Woww "Agenda Politik Mungkin Gaduh, tapi Dampaknya terhadap Ekonomi Minim Sekali"

Dutawarta.com - Tahun 2018 hingga 2019 merupakan tahun politik bagi Indonesia, yakni ditandai dengan penyelenggaraan pemilihan kepala daerah (pilkada) dan pemilihan presiden (pilpres). Meskipun demikian, gelaran pesta demokrasi tersebut diyakini tidak akan berpengaruh terhadap stabilitas sistem keuangan.

Gubernur Bank Indonesia (BI) Agus DW Martowardojo menuturkan, meskipun ketegangan politik cenderung menghangat, namun dampaknya tidak terlalu besar terhadap perekonomian Indonesia secara umum.
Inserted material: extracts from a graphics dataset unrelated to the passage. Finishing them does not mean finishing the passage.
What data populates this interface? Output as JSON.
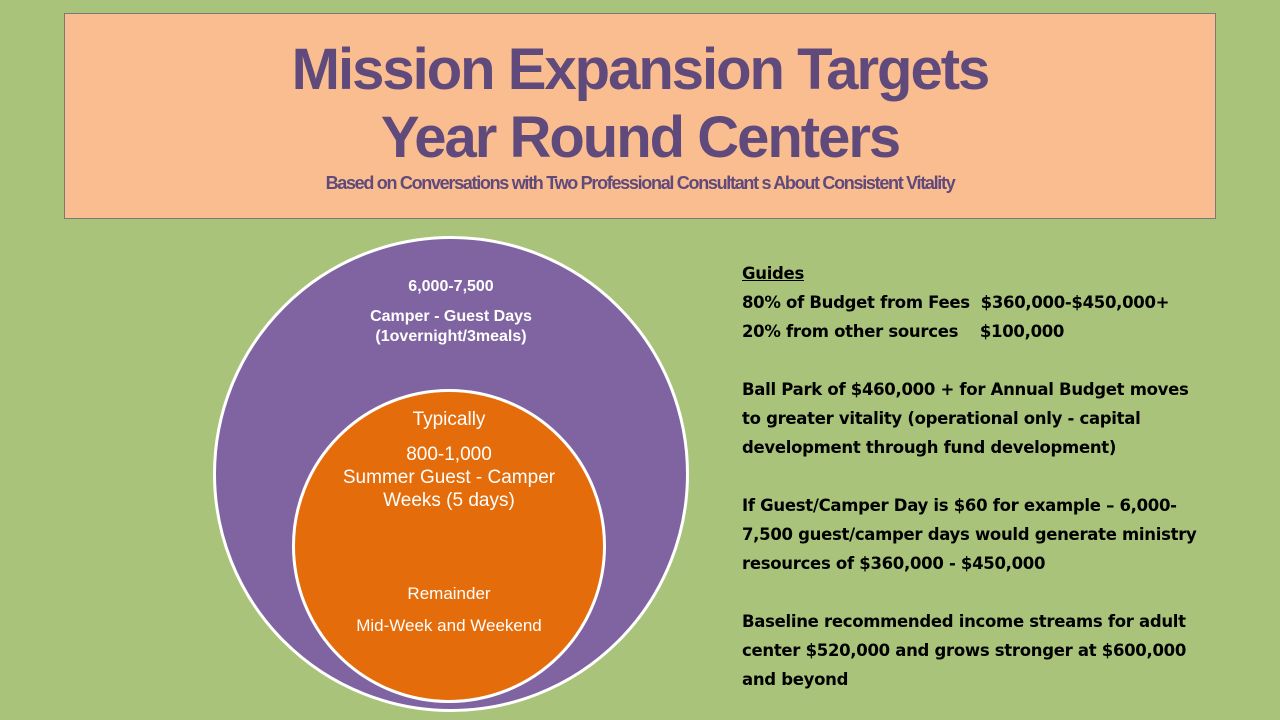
{
  "title": {
    "line1": "Mission Expansion Targets",
    "line2": "Year Round Centers",
    "subtitle": "Based on Conversations with Two Professional Consultant s About Consistent Vitality"
  },
  "diagram": {
    "outer": {
      "value": "6,000-7,500",
      "label": "Camper - Guest Days (1overnight/3meals)"
    },
    "inner": {
      "typically": "Typically",
      "value": "800-1,000",
      "label": "Summer Guest - Camper Weeks (5 days)",
      "remainder": "Remainder",
      "remainder_label": "Mid-Week and Weekend"
    },
    "colors": {
      "outer": "#8064a2",
      "inner": "#e46c0a"
    }
  },
  "guides": {
    "heading": "Guides",
    "line1": "80% of Budget from Fees  $360,000-$450,000+",
    "line2": "20% from other sources    $100,000",
    "para1_l1": "Ball Park of $460,000 +  for Annual Budget moves",
    "para1_l2": "to greater vitality (operational only - capital",
    "para1_l3": "development through fund development)",
    "para2_l1": "If Guest/Camper Day is $60 for example – 6,000-",
    "para2_l2": "7,500 guest/camper days would generate ministry",
    "para2_l3": "resources of $360,000 - $450,000",
    "para3_l1": "Baseline recommended income streams for adult",
    "para3_l2": "center $520,000 and grows stronger at $600,000",
    "para3_l3": "and beyond"
  }
}
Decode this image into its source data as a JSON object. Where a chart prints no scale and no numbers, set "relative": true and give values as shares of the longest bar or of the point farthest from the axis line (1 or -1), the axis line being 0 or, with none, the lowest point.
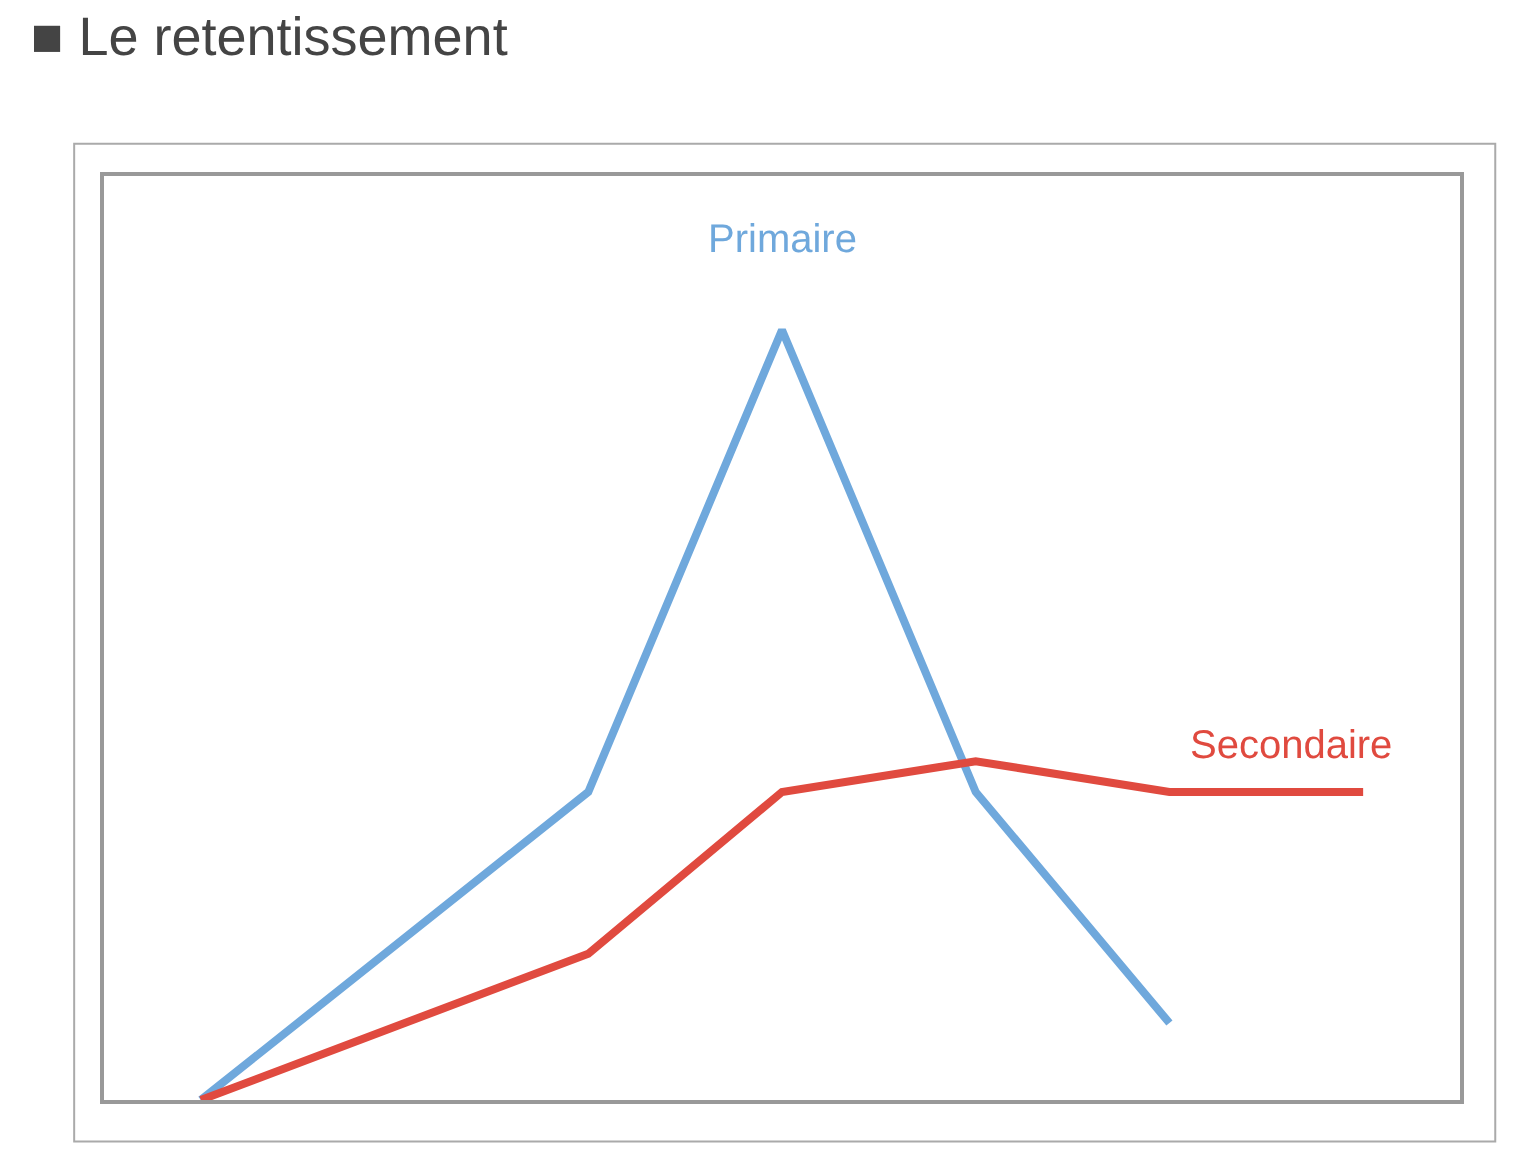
{
  "chart_data": {
    "type": "line",
    "title": "■ Le retentissement",
    "relative": true,
    "legend": false,
    "marker": "none",
    "line_style": "solid",
    "categories": [
      null,
      null,
      null,
      null,
      null,
      null,
      null
    ],
    "series": [
      {
        "name": "Primaire",
        "color": "#6fa8dc",
        "values": [
          0,
          null,
          0.4,
          1,
          0.4,
          0.1,
          null
        ]
      },
      {
        "name": "Secondaire",
        "color": "#e04a3f",
        "values": [
          0,
          null,
          0.19,
          0.4,
          0.44,
          0.4,
          0.4
        ]
      }
    ]
  }
}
Hal ini pun telah dialami Indonesia, sejalan dengan panjangnya sejarah pemilihan umum di dalam negeri.

"Indonesia selama 10-15 tahun terakhir punya track record (rekam jejak) bahwa kalau kita punya agenda politik mungkin gaduh, tapi dampaknya terhadap ekonomi dan stabilitas sistem keuangan minim sekali," kata Agus saat memberikan kuliah umum di Perbanas Institute, Rabu (21/2/2018).
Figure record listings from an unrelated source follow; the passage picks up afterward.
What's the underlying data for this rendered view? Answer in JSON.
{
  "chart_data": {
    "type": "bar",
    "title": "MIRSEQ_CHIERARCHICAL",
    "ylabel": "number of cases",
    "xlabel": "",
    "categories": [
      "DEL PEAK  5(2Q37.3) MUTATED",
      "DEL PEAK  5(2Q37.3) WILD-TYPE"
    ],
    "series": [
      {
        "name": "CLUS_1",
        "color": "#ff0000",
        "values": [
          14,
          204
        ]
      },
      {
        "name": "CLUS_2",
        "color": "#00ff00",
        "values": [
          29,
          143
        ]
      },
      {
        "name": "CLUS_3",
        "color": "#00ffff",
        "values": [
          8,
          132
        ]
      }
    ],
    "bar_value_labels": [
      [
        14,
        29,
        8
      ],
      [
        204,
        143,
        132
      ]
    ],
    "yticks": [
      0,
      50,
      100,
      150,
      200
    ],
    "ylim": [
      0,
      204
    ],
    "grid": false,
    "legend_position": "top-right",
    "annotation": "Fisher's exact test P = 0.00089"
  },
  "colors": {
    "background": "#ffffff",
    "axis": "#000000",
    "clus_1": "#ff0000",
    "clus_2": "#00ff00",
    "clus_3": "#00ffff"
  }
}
Agus menuturkan, berbekal pengalaman tersebut, maka masyarakat hendaknya tidak perlu khawatir dengan dampak tahun politik pada tahun ini hingga tahun depan. Bank sentral bersama kementerian dan lembaga terkait pun akan tetap menjaga kredibilitasnya.

"Kalau seandainya ada dinamika politik jalan sama seperti sebelumnya kita di Bank Indonesia dengan lembaga kementerian terkait meyakinkan bahwa stabilitas ekonomi itu tetap terjaga," ujar Agus.
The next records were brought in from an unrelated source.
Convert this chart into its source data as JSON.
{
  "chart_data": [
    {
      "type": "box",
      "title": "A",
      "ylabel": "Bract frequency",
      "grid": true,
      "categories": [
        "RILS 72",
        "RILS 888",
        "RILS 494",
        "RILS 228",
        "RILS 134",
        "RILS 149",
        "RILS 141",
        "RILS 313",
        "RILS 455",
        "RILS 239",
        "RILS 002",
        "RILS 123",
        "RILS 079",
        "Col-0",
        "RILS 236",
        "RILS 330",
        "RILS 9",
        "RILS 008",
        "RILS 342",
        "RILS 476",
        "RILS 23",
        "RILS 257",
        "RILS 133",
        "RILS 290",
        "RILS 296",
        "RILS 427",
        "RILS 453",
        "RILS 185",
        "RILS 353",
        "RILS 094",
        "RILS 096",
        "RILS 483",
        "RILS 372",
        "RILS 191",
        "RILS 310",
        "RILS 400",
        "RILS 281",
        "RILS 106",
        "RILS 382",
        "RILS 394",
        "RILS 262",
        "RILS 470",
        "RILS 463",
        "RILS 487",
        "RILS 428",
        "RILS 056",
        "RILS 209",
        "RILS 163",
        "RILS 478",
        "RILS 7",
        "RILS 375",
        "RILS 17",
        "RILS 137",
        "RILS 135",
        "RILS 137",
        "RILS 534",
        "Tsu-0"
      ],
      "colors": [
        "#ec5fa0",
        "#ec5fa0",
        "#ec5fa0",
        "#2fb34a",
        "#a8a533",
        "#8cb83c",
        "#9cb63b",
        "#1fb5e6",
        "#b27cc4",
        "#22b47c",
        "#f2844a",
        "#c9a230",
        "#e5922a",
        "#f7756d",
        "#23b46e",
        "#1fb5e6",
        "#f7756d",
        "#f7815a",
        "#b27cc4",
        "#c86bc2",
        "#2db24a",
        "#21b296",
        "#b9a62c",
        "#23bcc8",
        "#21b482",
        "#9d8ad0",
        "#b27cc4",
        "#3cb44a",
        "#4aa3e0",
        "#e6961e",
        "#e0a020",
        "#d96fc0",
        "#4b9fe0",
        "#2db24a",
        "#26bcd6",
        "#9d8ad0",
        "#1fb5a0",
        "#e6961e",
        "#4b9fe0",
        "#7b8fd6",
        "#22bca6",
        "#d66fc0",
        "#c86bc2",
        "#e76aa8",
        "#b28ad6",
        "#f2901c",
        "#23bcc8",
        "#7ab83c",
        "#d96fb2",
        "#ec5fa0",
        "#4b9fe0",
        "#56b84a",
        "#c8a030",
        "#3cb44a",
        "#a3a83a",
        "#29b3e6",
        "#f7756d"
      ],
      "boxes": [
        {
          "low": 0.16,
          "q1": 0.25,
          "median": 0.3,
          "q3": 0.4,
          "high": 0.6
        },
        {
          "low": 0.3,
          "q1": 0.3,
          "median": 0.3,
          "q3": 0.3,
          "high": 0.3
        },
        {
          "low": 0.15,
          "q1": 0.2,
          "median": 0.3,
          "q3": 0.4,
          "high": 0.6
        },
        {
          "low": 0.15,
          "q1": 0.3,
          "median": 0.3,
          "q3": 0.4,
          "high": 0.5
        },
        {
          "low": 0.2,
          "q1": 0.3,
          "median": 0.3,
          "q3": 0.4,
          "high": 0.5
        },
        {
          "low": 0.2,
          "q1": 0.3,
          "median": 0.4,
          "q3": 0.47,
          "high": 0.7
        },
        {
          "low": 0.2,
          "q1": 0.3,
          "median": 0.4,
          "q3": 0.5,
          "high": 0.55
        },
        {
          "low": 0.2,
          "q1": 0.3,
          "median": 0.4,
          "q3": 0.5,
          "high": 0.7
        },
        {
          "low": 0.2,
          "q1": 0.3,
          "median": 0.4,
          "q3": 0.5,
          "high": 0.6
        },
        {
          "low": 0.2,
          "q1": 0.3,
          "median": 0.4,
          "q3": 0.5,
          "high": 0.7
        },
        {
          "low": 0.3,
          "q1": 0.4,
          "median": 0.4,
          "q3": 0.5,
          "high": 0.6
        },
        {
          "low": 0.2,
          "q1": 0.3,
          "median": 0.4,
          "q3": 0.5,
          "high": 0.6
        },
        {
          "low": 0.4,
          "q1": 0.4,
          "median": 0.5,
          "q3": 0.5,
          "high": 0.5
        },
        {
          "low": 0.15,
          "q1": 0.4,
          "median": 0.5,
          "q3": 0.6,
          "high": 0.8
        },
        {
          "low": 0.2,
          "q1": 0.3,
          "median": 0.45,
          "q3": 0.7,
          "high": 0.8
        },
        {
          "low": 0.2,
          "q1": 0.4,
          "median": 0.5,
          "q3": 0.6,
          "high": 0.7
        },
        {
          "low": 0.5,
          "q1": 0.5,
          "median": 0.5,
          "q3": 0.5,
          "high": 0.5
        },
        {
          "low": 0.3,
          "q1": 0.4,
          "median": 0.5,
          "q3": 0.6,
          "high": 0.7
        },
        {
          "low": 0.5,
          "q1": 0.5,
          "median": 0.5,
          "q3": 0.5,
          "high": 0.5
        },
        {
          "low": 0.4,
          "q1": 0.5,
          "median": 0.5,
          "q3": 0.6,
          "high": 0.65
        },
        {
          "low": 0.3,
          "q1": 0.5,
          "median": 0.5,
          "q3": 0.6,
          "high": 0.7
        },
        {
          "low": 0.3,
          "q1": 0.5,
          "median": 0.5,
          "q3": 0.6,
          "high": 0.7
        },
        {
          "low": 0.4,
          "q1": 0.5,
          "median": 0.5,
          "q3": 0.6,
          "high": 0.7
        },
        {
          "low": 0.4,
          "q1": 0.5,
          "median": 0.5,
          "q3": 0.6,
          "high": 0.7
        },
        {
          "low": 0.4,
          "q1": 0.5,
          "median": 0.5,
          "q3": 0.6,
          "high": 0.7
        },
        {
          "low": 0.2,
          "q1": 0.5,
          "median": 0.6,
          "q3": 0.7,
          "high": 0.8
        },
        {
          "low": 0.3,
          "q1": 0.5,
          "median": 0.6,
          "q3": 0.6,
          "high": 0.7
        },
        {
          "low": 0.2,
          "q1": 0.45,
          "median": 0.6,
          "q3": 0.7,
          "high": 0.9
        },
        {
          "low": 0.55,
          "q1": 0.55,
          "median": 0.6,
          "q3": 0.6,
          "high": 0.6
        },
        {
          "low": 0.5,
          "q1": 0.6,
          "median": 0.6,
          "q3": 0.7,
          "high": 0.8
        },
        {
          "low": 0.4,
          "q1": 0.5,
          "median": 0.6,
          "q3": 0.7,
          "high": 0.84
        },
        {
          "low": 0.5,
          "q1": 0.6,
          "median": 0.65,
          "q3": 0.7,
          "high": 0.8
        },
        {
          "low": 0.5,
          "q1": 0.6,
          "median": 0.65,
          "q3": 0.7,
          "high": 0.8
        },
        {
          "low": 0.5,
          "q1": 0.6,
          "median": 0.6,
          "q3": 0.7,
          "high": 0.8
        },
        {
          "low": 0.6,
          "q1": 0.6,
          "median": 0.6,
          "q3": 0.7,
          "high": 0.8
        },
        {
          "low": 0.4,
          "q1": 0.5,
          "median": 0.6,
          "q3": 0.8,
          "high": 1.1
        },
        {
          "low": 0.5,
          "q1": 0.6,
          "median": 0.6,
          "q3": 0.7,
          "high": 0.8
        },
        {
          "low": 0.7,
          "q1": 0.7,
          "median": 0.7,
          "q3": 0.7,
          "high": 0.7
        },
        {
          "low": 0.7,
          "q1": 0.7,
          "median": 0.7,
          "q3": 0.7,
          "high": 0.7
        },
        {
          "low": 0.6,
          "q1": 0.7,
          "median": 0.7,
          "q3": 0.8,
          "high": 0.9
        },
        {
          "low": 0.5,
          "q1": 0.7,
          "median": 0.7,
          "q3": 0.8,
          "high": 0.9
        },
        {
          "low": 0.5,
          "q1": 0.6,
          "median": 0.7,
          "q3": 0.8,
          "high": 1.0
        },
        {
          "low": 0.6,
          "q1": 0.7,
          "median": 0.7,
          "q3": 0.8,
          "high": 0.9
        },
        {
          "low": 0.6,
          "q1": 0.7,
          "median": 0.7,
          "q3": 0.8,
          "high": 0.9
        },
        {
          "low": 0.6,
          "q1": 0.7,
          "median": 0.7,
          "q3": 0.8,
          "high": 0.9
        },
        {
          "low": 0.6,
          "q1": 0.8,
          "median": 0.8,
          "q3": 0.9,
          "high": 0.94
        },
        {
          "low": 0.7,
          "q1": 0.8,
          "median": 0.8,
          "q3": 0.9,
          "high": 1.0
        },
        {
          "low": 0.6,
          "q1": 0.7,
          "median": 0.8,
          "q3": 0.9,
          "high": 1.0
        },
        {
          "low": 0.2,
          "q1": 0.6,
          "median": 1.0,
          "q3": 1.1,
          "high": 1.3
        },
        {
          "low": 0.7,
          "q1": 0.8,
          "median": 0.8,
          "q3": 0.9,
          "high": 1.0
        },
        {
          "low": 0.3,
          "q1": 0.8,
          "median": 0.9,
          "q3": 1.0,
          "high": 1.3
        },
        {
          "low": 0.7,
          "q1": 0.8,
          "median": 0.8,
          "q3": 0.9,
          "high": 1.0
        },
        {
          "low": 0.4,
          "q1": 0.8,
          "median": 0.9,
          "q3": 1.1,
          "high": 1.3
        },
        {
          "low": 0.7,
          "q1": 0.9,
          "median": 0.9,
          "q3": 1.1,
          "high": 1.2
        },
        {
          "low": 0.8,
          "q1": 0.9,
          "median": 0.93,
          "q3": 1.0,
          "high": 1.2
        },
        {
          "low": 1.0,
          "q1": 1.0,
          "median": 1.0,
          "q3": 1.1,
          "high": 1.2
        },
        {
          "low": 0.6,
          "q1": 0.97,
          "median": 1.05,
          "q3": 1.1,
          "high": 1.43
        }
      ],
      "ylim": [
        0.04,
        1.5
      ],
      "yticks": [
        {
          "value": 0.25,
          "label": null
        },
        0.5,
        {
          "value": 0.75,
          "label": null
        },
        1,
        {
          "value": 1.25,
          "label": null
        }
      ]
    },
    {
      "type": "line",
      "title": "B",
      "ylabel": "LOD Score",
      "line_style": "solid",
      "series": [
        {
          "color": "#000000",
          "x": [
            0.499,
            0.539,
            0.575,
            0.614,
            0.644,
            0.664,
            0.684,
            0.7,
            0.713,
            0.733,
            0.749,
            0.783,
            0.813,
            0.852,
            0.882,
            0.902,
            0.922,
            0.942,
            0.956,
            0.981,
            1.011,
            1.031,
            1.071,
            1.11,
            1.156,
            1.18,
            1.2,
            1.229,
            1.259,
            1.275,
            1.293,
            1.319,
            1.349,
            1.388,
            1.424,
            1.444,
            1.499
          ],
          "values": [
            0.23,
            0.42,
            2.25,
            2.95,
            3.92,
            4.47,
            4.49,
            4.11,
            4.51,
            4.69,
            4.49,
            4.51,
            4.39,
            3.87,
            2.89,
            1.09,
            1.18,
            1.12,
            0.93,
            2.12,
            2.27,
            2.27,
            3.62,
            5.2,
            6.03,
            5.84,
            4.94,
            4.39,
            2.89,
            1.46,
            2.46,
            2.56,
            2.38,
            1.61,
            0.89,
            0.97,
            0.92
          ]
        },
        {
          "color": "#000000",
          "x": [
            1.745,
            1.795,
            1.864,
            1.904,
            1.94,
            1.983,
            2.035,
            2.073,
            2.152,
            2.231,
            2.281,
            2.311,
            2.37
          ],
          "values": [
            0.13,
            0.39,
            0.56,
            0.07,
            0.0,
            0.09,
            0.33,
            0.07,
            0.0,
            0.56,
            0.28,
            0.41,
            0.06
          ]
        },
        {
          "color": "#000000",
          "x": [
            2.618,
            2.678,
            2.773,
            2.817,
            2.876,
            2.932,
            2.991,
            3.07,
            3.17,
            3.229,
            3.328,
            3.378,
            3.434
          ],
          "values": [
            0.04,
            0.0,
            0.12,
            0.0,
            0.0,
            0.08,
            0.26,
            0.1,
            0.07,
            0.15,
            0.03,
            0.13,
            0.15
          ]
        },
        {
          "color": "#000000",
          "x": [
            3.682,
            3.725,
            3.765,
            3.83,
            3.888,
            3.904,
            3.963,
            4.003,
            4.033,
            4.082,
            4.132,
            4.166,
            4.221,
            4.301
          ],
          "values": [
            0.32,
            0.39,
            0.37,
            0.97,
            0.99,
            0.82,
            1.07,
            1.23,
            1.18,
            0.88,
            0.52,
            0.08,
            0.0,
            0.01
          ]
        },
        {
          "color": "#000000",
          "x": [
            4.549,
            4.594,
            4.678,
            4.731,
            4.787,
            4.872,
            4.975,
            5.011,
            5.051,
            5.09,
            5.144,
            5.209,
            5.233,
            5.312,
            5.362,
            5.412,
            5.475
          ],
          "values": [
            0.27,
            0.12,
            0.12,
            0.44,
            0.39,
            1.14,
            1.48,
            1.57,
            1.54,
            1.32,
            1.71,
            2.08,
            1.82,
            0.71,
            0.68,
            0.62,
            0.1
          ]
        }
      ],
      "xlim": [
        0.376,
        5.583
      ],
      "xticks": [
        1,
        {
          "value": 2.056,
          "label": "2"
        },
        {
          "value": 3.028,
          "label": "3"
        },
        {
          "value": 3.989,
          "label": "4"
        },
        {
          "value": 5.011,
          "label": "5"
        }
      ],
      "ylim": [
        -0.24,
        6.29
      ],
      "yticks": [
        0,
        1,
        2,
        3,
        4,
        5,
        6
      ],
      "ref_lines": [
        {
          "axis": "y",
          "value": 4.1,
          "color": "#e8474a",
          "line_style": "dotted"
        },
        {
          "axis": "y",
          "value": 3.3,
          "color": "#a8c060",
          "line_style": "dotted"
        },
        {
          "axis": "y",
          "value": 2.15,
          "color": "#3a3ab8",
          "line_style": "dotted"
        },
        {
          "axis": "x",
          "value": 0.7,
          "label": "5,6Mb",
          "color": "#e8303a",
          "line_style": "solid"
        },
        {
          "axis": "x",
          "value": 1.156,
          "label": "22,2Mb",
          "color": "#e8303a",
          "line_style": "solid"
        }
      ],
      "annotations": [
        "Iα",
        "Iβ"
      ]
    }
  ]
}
Indonesia pun telah memiliki Undang-undang (UU) Komite Stabilitas Sistem Keuangan (KSSK). Dalam undang-undang tersebut, 4 lembaga, yakni BI, Kementerian Keuangan, Otoritas Jasa Keuangan (OJK), dan Lembaga Penjamin Simpanan (LPS) terus berupaya dalam menjaga stabilitas sistem keuangan nasional.

"Kami akan jaga stabilitas nilai tukar, stabilitas harga, dan stabilitas makroekonomi," jelas Agus.